I changed nothing about the configuration of the two Linux setups, and there's no difference in the hardware logs related to the USB DAC from what I can tell. I have no real explanation for why it was not working previously in Linux, and why it works now. Best guess I can come up with is that perhaps there is something persistent written to the device from running it in Windows, perhaps related to changing the speaker setup there, for that is as far as I recall the only thing I have manually done. I don't even have the OEM drivers installed, just using the included generic driver that comes with Windows 10.

Also to note for good measure I ran a quick test with media on a USB stick (USB 3.0 NVME adapter with an M.2 PCIe SSD), and the auto-adjusted out-of-sync latency due to self-learning was still in the 42-45 ms range. Perhaps it's more related to my current system than network or storage source. "pastekodi" wouldn't give me a link, I suspect the debug data was too large to be uploaded.

I'm no expert on out-of-sync in Kodi, though the way I read things, up to 100 ms is allowed for this value, and there is no error triggered related to it (no error adjustments).
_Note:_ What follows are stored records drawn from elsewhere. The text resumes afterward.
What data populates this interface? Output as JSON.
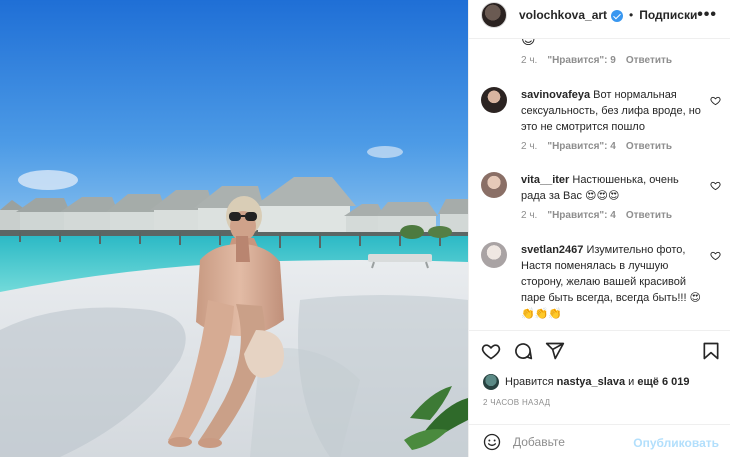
{
  "post": {
    "image_alt": "Beach photo"
  },
  "header": {
    "username": "volochkova_art",
    "separator": "•",
    "follow_label": "Подписки",
    "more_label": "•••"
  },
  "comments": {
    "top_peek": {
      "emoji": "😊",
      "time": "2 ч.",
      "likes": "\"Нравится\": 9",
      "reply": "Ответить"
    },
    "items": [
      {
        "username": "savinovafeya",
        "text": "Вот нормальная сексуальность, без лифа вроде, но это не смотрится пошло",
        "time": "2 ч.",
        "likes": "\"Нравится\": 4",
        "reply": "Ответить"
      },
      {
        "username": "vita__iter",
        "text": "Настюшенька, очень рада за Вас 😍😍😍",
        "time": "2 ч.",
        "likes": "\"Нравится\": 4",
        "reply": "Ответить"
      },
      {
        "username": "svetlan2467",
        "text": "Изумительно фото, Настя поменялась в лучшую сторону, желаю вашей красивой паре быть всегда, всегда быть!!! 😍👏👏👏"
      }
    ]
  },
  "likes": {
    "prefix": "Нравится",
    "user": "nastya_slava",
    "middle": "и",
    "more": "ещё 6 019"
  },
  "timestamp": "2 ЧАСОВ НАЗАД",
  "add_comment": {
    "placeholder": "Добавьте",
    "publish_label": "Опубликовать"
  },
  "colors": {
    "verified": "#3897f0",
    "publish_disabled": "#b2dffc",
    "meta_gray": "#8e8e8e"
  }
}
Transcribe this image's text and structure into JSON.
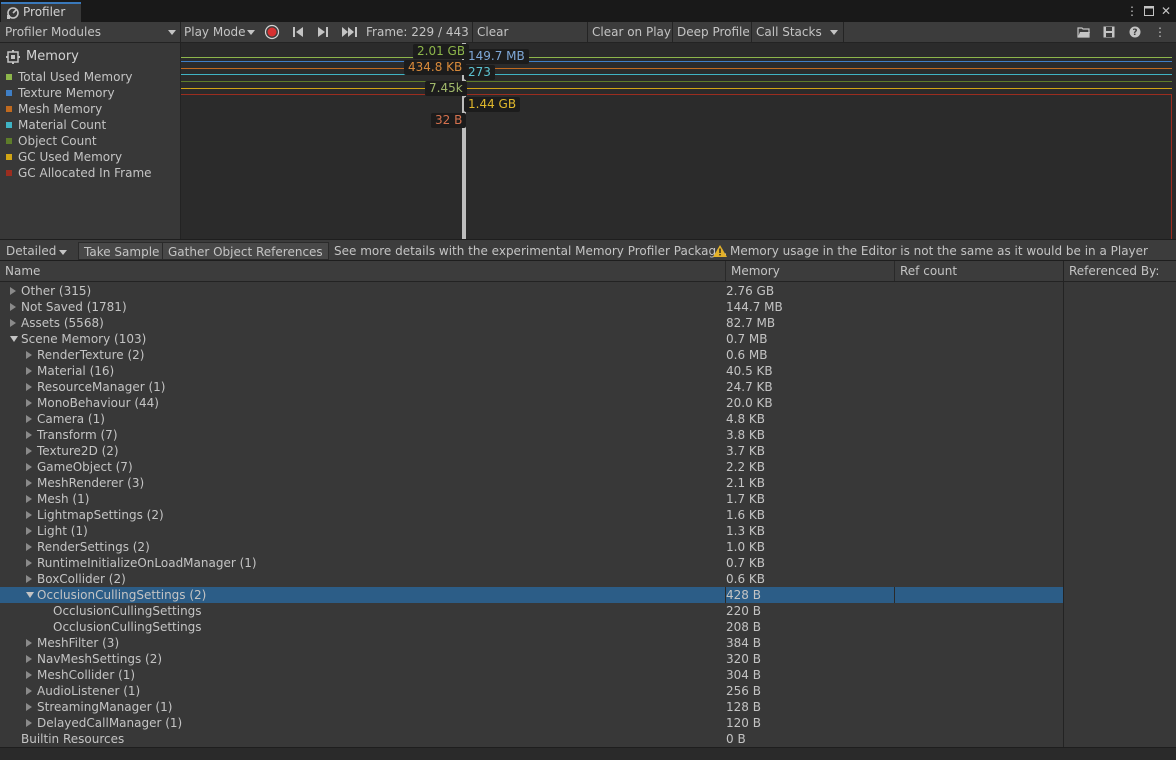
{
  "window": {
    "tab_title": "Profiler"
  },
  "toolbar": {
    "modules_label": "Profiler Modules",
    "play_mode_label": "Play Mode",
    "frame_label": "Frame: 229 / 443",
    "clear_label": "Clear",
    "clear_on_play_label": "Clear on Play",
    "deep_profile_label": "Deep Profile",
    "call_stacks_label": "Call Stacks"
  },
  "module": {
    "title": "Memory",
    "legend": [
      {
        "label": "Total Used Memory",
        "color": "#8db64b"
      },
      {
        "label": "Texture Memory",
        "color": "#3f7fc6"
      },
      {
        "label": "Mesh Memory",
        "color": "#c06a1f"
      },
      {
        "label": "Material Count",
        "color": "#3fb3c4"
      },
      {
        "label": "Object Count",
        "color": "#5e7d2a"
      },
      {
        "label": "GC Used Memory",
        "color": "#d1a515"
      },
      {
        "label": "GC Allocated In Frame",
        "color": "#9b2d1f"
      }
    ]
  },
  "graph_labels": {
    "total_used": "2.01 GB",
    "texture": "149.7 MB",
    "mesh": "434.8 KB",
    "material_count": "273",
    "object_count": "7.45k",
    "gc_used": "1.44 GB",
    "gc_alloc": "32 B"
  },
  "detail_toolbar": {
    "view_mode": "Detailed",
    "take_sample": "Take Sample",
    "gather_refs": "Gather Object References",
    "info_text": "See more details with the experimental Memory Profiler Package.",
    "warning_text": "Memory usage in the Editor is not the same as it would be in a Player"
  },
  "table": {
    "columns": {
      "name": "Name",
      "memory": "Memory",
      "ref_count": "Ref count",
      "referenced_by": "Referenced By:"
    },
    "rows": [
      {
        "name": "Other (315)",
        "memory": "2.76 GB",
        "level": 0,
        "arrow": "right"
      },
      {
        "name": "Not Saved (1781)",
        "memory": "144.7 MB",
        "level": 0,
        "arrow": "right"
      },
      {
        "name": "Assets (5568)",
        "memory": "82.7 MB",
        "level": 0,
        "arrow": "right"
      },
      {
        "name": "Scene Memory (103)",
        "memory": "0.7 MB",
        "level": 0,
        "arrow": "down"
      },
      {
        "name": "RenderTexture (2)",
        "memory": "0.6 MB",
        "level": 1,
        "arrow": "right"
      },
      {
        "name": "Material (16)",
        "memory": "40.5 KB",
        "level": 1,
        "arrow": "right"
      },
      {
        "name": "ResourceManager (1)",
        "memory": "24.7 KB",
        "level": 1,
        "arrow": "right"
      },
      {
        "name": "MonoBehaviour (44)",
        "memory": "20.0 KB",
        "level": 1,
        "arrow": "right"
      },
      {
        "name": "Camera (1)",
        "memory": "4.8 KB",
        "level": 1,
        "arrow": "right"
      },
      {
        "name": "Transform (7)",
        "memory": "3.8 KB",
        "level": 1,
        "arrow": "right"
      },
      {
        "name": "Texture2D (2)",
        "memory": "3.7 KB",
        "level": 1,
        "arrow": "right"
      },
      {
        "name": "GameObject (7)",
        "memory": "2.2 KB",
        "level": 1,
        "arrow": "right"
      },
      {
        "name": "MeshRenderer (3)",
        "memory": "2.1 KB",
        "level": 1,
        "arrow": "right"
      },
      {
        "name": "Mesh (1)",
        "memory": "1.7 KB",
        "level": 1,
        "arrow": "right"
      },
      {
        "name": "LightmapSettings (2)",
        "memory": "1.6 KB",
        "level": 1,
        "arrow": "right"
      },
      {
        "name": "Light (1)",
        "memory": "1.3 KB",
        "level": 1,
        "arrow": "right"
      },
      {
        "name": "RenderSettings (2)",
        "memory": "1.0 KB",
        "level": 1,
        "arrow": "right"
      },
      {
        "name": "RuntimeInitializeOnLoadManager (1)",
        "memory": "0.7 KB",
        "level": 1,
        "arrow": "right"
      },
      {
        "name": "BoxCollider (2)",
        "memory": "0.6 KB",
        "level": 1,
        "arrow": "right"
      },
      {
        "name": "OcclusionCullingSettings (2)",
        "memory": "428 B",
        "level": 1,
        "arrow": "down",
        "selected": true
      },
      {
        "name": "OcclusionCullingSettings",
        "memory": "220 B",
        "level": 2,
        "arrow": "none"
      },
      {
        "name": "OcclusionCullingSettings",
        "memory": "208 B",
        "level": 2,
        "arrow": "none"
      },
      {
        "name": "MeshFilter (3)",
        "memory": "384 B",
        "level": 1,
        "arrow": "right"
      },
      {
        "name": "NavMeshSettings (2)",
        "memory": "320 B",
        "level": 1,
        "arrow": "right"
      },
      {
        "name": "MeshCollider (1)",
        "memory": "304 B",
        "level": 1,
        "arrow": "right"
      },
      {
        "name": "AudioListener (1)",
        "memory": "256 B",
        "level": 1,
        "arrow": "right"
      },
      {
        "name": "StreamingManager (1)",
        "memory": "128 B",
        "level": 1,
        "arrow": "right"
      },
      {
        "name": "DelayedCallManager (1)",
        "memory": "120 B",
        "level": 1,
        "arrow": "right"
      },
      {
        "name": "Builtin Resources",
        "memory": "0 B",
        "level": 0,
        "arrow": "none"
      }
    ]
  }
}
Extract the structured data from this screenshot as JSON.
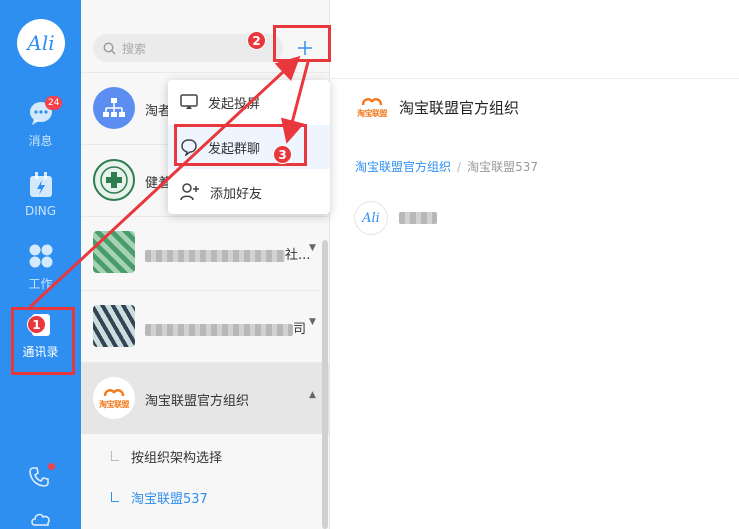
{
  "rail": {
    "logo": "Ali",
    "messages_label": "消息",
    "messages_badge": "24",
    "ding_label": "DING",
    "work_label": "工作",
    "contacts_label": "通讯录"
  },
  "search": {
    "placeholder": "搜索"
  },
  "contacts": {
    "row1_name": "淘者",
    "row2_name": "健着",
    "row3_suffix": "社...",
    "row4_suffix": "司",
    "org_name": "淘宝联盟官方组织",
    "org_logo_text": "淘宝联盟",
    "sub_by_structure": "按组织架构选择",
    "sub_dept": "淘宝联盟537"
  },
  "menu": {
    "item_share_screen": "发起投屏",
    "item_group_chat": "发起群聊",
    "item_add_friend": "添加好友"
  },
  "detail": {
    "org_title": "淘宝联盟官方组织",
    "breadcrumb_root": "淘宝联盟官方组织",
    "breadcrumb_sep": "/",
    "breadcrumb_current": "淘宝联盟537",
    "member_avatar": "Ali"
  },
  "annotations": {
    "step1": "1",
    "step2": "2",
    "step3": "3"
  },
  "colors": {
    "rail_blue": "#2f8ff0",
    "annotation_red": "#e8373d",
    "taobao_orange": "#f47b20"
  }
}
I also have not changed the default (10 ms), so why it once printed 35 ms for this initial value is very weird; all other times it is 10 ms as expected. And it still performed the self-learning adjustment after, which is only done when the initial setting is 10 ms.

First reproduction was during a video playback, approximately 10-15 minutes after starting playback. I got slightly annoyed with a minor lip sync mismatch, and went to alter the audio offset by a small amount. After I altered the Audio Offset slightly, first down then up, after a moment I noticed the center channel disappearing. Might have been a gradual loss over a few seconds. But, it was gone, just like before.

Next, I disconnected the USB DAC, hooked it up to a Windows PC briefly just to perform a sound test on the center channel (successful, no problem), and then I moved it back to LibreELEC. After this, the center & LFE again are operational.

Odd, I thought, so after a minute or two of working center channel, I again tried to modify the audio offset. And again, the problem was triggered. This time I removed the USB DAC, connected to my Windows PC only briefly, and then moved it back. The result, center & LFE once more operational.

Now, unfortunately after enabling debug tracing, I was not able to trigger the problem a third time by altering the audio offset. I've tried to restart LibreELEC, and still not been able to trigger it again. I have disabled debugging, restarted Kodi and LibreELEC, even disconnected and reconnected the USB DAC during playback. I am still unable to reproduce it a third time today.

I still very much doubt there is any problem with network or storage in my setup. I have wired gigabit connectivity and a fast low-latency storage server. I play high quality video perfectly with no issue, including the Jurassic Park trailer at 32 Mbps video and close to 7 Mbps PCM 5.1 audio. Immediate playback, no stutters, no hiccups. No errors in the logs. But of course I can't rule out something under the hood and hidden during playback would cause some corner case to trigger a problem with the USB DAC. It's unfortunate that I don't have debug logs from Kodi from the times I managed to reproduce the problem, but I will activate debugging and keep trying.